IŞİD su ve zengin tarım arazilerini ele geçirme stratejisi güdüyor ve bu yolla dış desteğe olan ihtiyacını ortadan kaldırdı. Kendi kaynaklarını yaratarak ilerleyen, Batı’nın içinden devşirdiği güçle Batı’yı vuran, Sünni ezilmişliğini kullanarak kendi dışındaki herkesi yok eden bir stratejiyle ilerleyen bircanavar var karşımızda.
‘Bir insanın ölümü insanlığın ölümüdür’diyen şefkat ve merhamet dini olan İslam’ın temel felsefesine IŞİD’in eylemleri tamamen aykırı. O nedenle duygusal olarak ‘Bu işin Müslümanlarla ilgisi yok’ diyoruz. Kendimizi kandırıyoruz. Elbette bu vahşetin, bu terörün dinimizle ilgisi yok ama Batı’nın sömürgeciliği başladığından beri sürekli aşağılanan, sürekli dövülen, sürekli yenilen Müslümanlarla ilgisi var.

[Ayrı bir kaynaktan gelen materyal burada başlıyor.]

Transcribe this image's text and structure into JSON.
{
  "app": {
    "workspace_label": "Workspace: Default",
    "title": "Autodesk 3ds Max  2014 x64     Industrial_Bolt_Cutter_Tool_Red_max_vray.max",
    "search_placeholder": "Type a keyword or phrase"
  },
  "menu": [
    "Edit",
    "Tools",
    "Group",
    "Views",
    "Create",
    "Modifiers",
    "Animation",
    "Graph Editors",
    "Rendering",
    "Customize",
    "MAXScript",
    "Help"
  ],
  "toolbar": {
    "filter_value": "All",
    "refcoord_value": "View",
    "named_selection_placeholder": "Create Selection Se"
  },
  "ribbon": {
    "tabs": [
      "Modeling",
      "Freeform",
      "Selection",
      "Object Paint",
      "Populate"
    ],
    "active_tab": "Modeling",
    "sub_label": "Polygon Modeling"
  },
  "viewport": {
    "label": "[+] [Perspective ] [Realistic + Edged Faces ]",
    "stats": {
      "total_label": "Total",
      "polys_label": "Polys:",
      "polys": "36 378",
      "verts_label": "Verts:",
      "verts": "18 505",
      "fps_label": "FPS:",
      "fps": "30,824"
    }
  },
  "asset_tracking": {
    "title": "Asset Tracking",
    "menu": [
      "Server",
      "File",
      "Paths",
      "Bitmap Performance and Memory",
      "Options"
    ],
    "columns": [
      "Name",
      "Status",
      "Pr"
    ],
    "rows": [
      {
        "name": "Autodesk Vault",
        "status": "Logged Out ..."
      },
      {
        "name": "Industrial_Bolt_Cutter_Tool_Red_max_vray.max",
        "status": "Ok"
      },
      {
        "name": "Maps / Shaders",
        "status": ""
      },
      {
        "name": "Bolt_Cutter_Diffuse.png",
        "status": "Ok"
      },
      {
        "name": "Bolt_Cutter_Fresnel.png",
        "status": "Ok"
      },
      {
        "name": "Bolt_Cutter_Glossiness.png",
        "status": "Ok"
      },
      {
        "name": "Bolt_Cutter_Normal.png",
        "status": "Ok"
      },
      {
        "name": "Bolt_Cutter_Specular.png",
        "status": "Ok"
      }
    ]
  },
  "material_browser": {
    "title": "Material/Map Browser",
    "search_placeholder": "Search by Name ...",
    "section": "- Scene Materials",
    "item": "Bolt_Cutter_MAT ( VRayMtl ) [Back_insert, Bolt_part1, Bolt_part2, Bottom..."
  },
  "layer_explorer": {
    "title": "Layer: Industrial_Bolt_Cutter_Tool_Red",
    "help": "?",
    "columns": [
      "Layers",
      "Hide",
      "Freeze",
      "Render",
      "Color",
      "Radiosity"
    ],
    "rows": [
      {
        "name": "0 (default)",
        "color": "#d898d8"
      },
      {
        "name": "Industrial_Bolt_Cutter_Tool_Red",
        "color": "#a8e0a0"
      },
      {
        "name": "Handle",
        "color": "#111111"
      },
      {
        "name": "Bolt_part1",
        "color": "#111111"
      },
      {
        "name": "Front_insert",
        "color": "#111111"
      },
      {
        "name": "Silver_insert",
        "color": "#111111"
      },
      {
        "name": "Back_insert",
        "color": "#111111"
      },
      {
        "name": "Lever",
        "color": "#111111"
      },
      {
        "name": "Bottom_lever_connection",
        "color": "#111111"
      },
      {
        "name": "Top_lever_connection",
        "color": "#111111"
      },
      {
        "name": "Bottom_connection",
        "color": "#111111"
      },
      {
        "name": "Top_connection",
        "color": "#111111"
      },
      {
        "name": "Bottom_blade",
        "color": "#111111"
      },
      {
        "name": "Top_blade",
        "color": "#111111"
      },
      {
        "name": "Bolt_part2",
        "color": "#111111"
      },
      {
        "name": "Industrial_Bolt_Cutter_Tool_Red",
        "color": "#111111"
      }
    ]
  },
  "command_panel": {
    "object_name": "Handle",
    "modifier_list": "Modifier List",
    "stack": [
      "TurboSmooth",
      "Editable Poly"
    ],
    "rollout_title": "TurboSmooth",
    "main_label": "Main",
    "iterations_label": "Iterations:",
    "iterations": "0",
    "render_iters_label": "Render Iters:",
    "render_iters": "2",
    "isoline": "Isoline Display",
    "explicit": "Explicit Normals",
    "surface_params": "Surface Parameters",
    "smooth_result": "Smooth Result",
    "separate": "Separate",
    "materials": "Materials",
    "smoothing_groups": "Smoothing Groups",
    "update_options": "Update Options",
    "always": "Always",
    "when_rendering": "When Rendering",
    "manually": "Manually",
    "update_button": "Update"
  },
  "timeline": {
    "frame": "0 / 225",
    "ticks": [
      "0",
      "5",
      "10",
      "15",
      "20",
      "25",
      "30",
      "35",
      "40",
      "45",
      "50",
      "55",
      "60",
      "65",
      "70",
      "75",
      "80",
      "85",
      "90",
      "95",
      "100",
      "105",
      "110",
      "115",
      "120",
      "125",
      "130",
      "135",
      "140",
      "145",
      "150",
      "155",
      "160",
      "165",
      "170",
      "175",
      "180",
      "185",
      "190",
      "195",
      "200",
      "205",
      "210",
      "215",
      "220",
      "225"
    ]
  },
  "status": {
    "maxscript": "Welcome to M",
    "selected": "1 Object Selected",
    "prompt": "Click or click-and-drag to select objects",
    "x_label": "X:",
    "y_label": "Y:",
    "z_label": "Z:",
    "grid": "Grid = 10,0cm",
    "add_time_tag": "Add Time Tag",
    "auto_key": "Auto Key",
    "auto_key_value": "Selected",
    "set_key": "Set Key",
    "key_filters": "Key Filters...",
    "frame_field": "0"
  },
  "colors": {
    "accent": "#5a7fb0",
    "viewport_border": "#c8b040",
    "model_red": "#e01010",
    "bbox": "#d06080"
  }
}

IŞİD, onların öfkeleriyle IŞİD oldu. Ve yaptığı saldırılar bu öfkenin yanına bir de zafer hissini ekliyor. Karşımızda kaybedecek hiçbir şeyi olmayan ve nerede başlayıp nerede bittiği belli olmayan bir topluluk var ve şayet bu şiddeti önlemek adına Müslümanları hedef alıcı önlemler alınırsa bu topluluk daha da büyüyecek.
Batı’nın sınavı esas şimdi başlıyor. Akıldan uzaklaşmamayı başarırsa, anlamaya çalışıp, çözüm yolları ararsa bir şeyler değişebilir. Unutmayalım, anlamak hak vermek demek değildir…
Zaman dayanışma zamanı
Fransa’daki acıyı belki de en yakından hisseden ülke Türkiye, zira daha geçen ay Ankara’da buna benzer bir saldırıyla 102 vatandaşımızı kaybettik. ‘Onlar yaptı, yapmadı’ya girmeden, Fransa’daki katliamla dayanışma gösterelim.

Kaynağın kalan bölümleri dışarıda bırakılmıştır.